Scale development takes a lot of time and research (Gehlbach & Brinkworth, 2011), so in this toolkit we suggest some robust scales you can use that have been developed through a rigorous research process. The advantage of using scales is that they are more precise and reliable when it comes to assessing the underlying theme that they aim to measure (McIver & Carmines, 1981). For example, in your questionnaire you could include a scale about student self-efficacy, which would include 5 items that collectively capture how much students believe they can succeed in achieving academic outcomes. We encourage you to use these student self efficacy scales that we have adapted from existing and previously validated scales.

Gehlbach and Brinkworth (2011) synthesize several known survey design practices and created a new rigorous and reliable process to design survey scales. This process relies on both potential survey participants as well as experts in the field as an effort to reduce measurement effort and increase the validity of new survey scales. The six-step process is as follows:

Step 1: Literature review with the goal to precisely define the construct in relation to the literature on the subject and to identify how existing measures of the construct (or related constructs) might be useful in the development of a new scale. For example, if you are developing a new scale to measure educational self-efficacy, you would want to consult the literature to help you define what self-efficacy is in the literature.

Step 2: Interviews and focus groups with potential respondents to establish whether the newly refined conceptualisation of the construct matches the way the prospective respondents think about it.
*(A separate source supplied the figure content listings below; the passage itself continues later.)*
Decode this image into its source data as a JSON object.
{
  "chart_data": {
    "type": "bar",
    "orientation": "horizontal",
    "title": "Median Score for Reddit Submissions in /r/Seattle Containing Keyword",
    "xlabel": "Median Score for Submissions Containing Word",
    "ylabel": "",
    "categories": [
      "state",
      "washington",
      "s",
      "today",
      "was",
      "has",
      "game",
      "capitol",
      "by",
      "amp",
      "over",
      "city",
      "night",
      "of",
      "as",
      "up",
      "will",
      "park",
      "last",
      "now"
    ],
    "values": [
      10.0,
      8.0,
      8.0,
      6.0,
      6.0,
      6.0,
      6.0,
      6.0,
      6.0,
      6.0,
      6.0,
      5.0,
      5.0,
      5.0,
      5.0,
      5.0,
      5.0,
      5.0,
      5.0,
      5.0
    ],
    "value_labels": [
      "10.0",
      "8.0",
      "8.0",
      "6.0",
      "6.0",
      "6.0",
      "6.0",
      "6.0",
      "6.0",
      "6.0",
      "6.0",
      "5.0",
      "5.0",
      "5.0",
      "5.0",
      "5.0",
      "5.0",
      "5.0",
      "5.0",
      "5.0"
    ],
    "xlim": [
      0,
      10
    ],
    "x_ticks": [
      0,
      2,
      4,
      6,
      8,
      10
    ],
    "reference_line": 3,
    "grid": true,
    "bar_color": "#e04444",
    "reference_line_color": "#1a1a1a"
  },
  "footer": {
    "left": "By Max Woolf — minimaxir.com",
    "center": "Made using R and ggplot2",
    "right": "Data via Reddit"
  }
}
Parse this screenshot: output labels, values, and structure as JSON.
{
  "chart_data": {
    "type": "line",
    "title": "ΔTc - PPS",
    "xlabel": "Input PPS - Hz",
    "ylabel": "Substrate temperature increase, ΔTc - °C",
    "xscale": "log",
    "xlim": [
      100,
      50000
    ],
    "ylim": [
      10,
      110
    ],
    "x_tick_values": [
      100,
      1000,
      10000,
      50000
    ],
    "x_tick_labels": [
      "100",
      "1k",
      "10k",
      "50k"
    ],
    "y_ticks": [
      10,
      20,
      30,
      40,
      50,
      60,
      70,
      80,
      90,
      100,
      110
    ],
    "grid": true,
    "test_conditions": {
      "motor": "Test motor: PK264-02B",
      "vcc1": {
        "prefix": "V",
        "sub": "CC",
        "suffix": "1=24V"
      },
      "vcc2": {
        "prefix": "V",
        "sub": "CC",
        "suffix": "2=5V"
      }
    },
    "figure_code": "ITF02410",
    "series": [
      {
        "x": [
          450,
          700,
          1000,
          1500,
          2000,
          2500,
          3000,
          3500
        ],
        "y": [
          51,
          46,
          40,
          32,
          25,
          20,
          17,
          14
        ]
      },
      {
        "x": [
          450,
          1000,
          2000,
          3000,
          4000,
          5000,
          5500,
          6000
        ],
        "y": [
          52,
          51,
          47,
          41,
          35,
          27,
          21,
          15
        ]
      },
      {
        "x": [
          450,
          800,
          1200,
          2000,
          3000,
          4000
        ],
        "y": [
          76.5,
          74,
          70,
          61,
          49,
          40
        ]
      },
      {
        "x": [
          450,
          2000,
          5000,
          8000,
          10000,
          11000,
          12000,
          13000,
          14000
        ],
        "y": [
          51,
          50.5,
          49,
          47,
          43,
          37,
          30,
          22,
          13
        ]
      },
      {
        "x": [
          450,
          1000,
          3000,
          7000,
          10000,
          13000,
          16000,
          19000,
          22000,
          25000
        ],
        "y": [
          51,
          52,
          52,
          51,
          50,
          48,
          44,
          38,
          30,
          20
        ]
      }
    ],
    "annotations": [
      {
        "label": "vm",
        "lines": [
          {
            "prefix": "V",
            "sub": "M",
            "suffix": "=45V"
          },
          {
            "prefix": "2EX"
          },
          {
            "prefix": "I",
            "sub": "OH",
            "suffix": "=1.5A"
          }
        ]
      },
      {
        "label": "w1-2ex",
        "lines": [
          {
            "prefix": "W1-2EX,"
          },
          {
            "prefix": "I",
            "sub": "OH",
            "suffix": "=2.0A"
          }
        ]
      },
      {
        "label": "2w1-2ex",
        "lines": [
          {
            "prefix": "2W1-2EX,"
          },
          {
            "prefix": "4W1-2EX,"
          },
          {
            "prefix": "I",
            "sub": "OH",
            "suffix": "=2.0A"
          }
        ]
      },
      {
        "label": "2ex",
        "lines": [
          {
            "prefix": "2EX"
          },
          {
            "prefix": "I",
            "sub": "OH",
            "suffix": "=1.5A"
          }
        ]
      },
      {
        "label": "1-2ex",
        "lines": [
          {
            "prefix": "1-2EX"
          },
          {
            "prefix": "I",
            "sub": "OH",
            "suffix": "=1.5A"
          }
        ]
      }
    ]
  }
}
You will need to recruit a sample of participants for your interviews or focus groups from the population of target respondents (e.g., a sample of Imperial students, if the scale in question is to be administered to Imperial students). Again using the example of creating a new educational self-efficacy scale, this step will help you to determine whether the way scholars define educational self-efficacy matches with the way Imperial students think about educational self-efficacy.
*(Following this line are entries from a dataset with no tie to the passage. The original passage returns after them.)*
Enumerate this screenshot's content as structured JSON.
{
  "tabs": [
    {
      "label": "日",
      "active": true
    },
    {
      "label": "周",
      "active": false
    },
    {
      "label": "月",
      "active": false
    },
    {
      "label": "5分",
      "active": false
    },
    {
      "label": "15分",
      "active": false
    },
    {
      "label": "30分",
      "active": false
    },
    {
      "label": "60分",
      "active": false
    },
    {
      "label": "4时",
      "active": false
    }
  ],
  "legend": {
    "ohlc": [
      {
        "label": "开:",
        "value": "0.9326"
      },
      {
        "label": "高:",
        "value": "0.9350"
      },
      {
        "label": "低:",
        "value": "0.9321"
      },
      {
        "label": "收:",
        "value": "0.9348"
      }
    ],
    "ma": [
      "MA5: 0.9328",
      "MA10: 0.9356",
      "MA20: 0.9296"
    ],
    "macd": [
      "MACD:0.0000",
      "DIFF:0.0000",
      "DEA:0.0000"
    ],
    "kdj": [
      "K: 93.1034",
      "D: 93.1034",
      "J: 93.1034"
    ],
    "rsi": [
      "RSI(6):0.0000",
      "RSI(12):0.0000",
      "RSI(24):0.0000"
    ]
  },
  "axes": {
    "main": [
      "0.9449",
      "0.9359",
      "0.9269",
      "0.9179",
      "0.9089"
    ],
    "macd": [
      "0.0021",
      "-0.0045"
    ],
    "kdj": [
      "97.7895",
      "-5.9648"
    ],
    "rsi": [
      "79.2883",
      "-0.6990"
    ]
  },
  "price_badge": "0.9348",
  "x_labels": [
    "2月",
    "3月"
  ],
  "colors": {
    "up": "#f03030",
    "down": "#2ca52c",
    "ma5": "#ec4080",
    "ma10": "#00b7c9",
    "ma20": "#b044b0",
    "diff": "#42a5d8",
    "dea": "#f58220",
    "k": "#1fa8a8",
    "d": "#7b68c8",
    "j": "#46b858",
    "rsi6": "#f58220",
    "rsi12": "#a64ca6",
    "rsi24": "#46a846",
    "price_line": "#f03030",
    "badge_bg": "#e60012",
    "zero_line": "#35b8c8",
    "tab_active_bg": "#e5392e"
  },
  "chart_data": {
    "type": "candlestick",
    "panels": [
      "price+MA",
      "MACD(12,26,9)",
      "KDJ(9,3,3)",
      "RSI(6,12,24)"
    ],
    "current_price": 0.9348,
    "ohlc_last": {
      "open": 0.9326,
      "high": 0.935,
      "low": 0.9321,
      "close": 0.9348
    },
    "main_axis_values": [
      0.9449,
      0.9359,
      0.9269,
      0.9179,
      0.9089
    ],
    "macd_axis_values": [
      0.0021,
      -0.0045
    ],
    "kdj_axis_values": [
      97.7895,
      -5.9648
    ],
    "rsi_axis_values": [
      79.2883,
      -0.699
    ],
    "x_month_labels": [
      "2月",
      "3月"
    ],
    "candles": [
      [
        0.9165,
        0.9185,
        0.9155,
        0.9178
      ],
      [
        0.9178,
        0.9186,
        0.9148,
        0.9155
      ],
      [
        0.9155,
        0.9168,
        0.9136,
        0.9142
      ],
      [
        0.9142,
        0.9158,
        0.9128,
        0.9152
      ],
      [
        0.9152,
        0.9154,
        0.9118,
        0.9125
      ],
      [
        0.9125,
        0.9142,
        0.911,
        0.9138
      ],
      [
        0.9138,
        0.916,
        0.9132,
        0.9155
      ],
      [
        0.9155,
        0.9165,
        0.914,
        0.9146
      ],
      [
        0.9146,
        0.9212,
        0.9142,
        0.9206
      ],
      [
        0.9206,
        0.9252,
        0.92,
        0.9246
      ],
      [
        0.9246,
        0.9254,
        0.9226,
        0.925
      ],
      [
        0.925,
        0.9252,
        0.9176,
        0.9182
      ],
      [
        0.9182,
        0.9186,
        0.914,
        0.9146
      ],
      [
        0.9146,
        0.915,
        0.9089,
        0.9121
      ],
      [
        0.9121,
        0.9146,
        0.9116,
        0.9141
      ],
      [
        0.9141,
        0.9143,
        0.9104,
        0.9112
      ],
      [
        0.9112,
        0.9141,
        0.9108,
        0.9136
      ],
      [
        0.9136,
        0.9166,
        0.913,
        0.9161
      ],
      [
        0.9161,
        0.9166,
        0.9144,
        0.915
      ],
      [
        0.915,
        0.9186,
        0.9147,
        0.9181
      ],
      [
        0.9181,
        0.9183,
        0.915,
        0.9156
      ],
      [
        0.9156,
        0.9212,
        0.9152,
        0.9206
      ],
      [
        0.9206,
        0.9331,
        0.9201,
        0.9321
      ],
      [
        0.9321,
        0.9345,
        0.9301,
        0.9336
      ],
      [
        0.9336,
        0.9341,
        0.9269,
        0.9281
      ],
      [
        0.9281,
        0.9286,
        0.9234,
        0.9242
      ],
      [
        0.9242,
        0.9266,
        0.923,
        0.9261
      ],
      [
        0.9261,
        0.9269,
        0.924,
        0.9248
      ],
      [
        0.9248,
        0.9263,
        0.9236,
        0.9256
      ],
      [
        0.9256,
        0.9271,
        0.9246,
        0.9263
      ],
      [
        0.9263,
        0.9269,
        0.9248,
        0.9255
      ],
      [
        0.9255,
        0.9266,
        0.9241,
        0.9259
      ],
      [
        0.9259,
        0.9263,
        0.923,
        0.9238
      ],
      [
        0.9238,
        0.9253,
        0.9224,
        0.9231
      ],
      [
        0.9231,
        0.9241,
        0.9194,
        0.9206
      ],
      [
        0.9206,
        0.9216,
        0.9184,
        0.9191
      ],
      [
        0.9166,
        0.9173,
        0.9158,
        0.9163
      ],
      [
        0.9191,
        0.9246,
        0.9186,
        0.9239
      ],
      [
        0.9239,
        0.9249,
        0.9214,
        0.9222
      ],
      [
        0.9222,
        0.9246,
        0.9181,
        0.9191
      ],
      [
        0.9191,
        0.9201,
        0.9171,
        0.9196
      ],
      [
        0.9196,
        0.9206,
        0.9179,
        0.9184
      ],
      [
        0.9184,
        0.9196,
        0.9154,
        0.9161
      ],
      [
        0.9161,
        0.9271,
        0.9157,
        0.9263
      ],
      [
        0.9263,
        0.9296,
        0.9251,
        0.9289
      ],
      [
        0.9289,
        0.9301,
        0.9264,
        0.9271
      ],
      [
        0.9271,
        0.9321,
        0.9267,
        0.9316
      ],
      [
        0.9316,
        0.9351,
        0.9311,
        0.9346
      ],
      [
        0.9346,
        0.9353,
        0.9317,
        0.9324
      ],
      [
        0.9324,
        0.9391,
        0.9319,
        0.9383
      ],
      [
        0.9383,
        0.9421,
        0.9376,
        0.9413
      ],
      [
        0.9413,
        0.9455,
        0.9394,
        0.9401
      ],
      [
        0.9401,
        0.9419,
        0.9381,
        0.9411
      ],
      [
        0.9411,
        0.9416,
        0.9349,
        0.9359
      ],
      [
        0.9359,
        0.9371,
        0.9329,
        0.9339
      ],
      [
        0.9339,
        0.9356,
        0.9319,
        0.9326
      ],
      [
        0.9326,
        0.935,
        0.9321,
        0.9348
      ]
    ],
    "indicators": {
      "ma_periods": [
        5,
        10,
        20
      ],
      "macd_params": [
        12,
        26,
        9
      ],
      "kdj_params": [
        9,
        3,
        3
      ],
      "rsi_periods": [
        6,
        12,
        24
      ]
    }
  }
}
Step 3: Synthesise the literature review with interview-focus group data to reconcile the differences that emerge between academic and lay understandings of the construct in question. In this step, when scholars and respondents agree conceptually but describe the indicators, or sub-themes, differently, you can use the vocabulary of the respondents. This will help you to create a list of indicators, or sub-themes, which you may develop your items around in Step 4.
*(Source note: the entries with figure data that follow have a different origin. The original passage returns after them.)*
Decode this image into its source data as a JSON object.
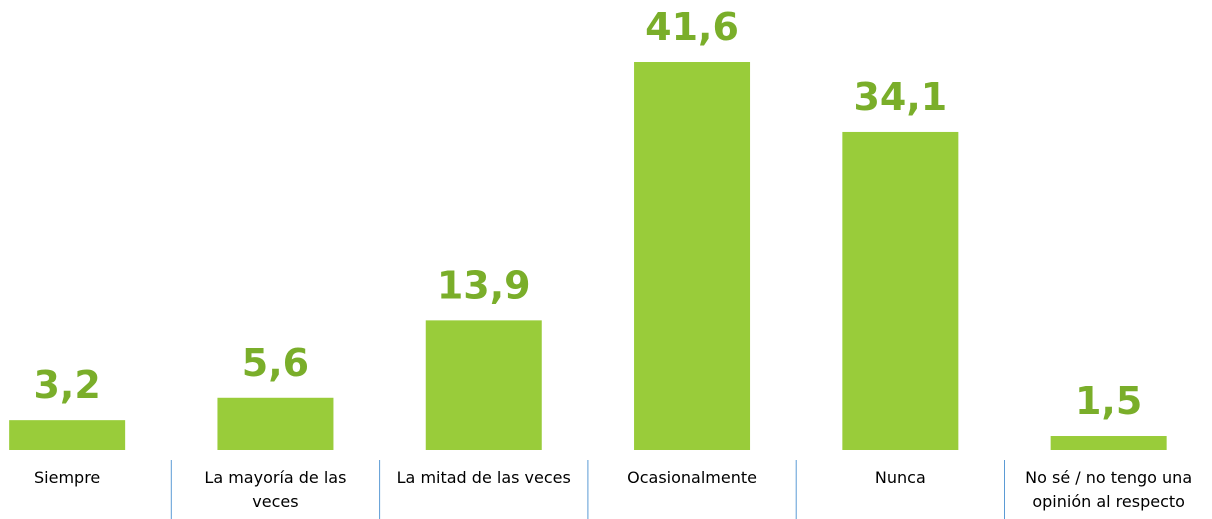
{
  "chart_data": {
    "type": "bar",
    "categories": [
      "Siempre",
      "La mayoría de las veces",
      "La mitad de las veces",
      "Ocasionalmente",
      "Nunca",
      "No sé / no tengo una opinión al respecto"
    ],
    "values": [
      3.2,
      5.6,
      13.9,
      41.6,
      34.1,
      1.5
    ],
    "value_labels": [
      "3,2",
      "5,6",
      "13,9",
      "41,6",
      "34,1",
      "1,5"
    ],
    "color": "#99cc3a"
  }
}
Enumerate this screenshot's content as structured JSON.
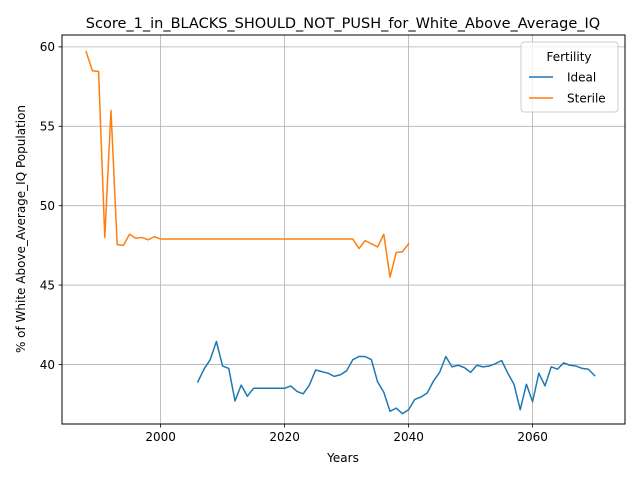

Step 4: Preliminary item development. The goal of this step is to develop items that represent the indicators – or themes – that arose out of the synthesis of literature and interview-focus group data. In this step, it is advisable to develop a few more items than you will want to have in your final scale. For example, if you want your final scale on educational self-efficacy to have 5 items, develop a preliminary list of 8-9 items. Please see the above “Top Tips for Developing Items and Response Options” section above.

Step 5: Expert validation of preliminary items. It is advisable to return to your academic audience, and ask experts in the field (e.g., self-efficacy) to participate in an online survey to review the items and provide feedback on how they might be improved (or eliminated altogether). This step will help to ensure that the items you developed match your conceptualization of the construct (e.g. educational self-efficacy), and will possibly give you additional feedback on possible missing indicators. When you reach out to experts in the construct of interest, be sure to provide them with your definition of the construct, and ask them to indicate how relevant each item you developed is to the construct and note any important aspects of the construct that are not reflected in your items. You can then revise or remove items based on the feedback you receive from the experts.

Step 6: Cognitive pretesting interviews to determine whether your respondents consistently interpret your remaining items as you intend them to. In each one-on-one interview, you will ask potential respondents to 1) re-state each item in their own words (without using any of the words in the item itself) and 2) think aloud while coming to their answer to each question. This process can help you identify clear trends from multiple respondents about any problematic items, and provide insight on how you can make changes (e.g., adapting the vocabulary of the item to make it easier to understand) (Willis, 2005).

After these six steps, the items can be pilot tested with a sample of potential respondents. From the pilot tests, it is necessary to analyse the mean and variability of each individual item, as well as inter-item and item-total correlations, reliability among other analyses, to understand how well the items perform together as a scale, and to test whether measures of a construct are consistent with what you understand the construct to be, among other analyses (Gehlbach & Brinkworth, 2011).


Gehlbach, H., & Brinkworth, M. E. (2011). Measure twice, cut down error: A process for enhancing the validity of survey scales. Review of General Psychology, 15(4), 380-387. Retrieved from

McIver, J. P., & Carmines, E. G. (1981). Unidimensional scaling. Beverly Hills, California: SAGE.

Willis, G. B. (2005). Cognitive interviewing: A tool for improving questionnaire design. Thousand Oaks, California: SAGE.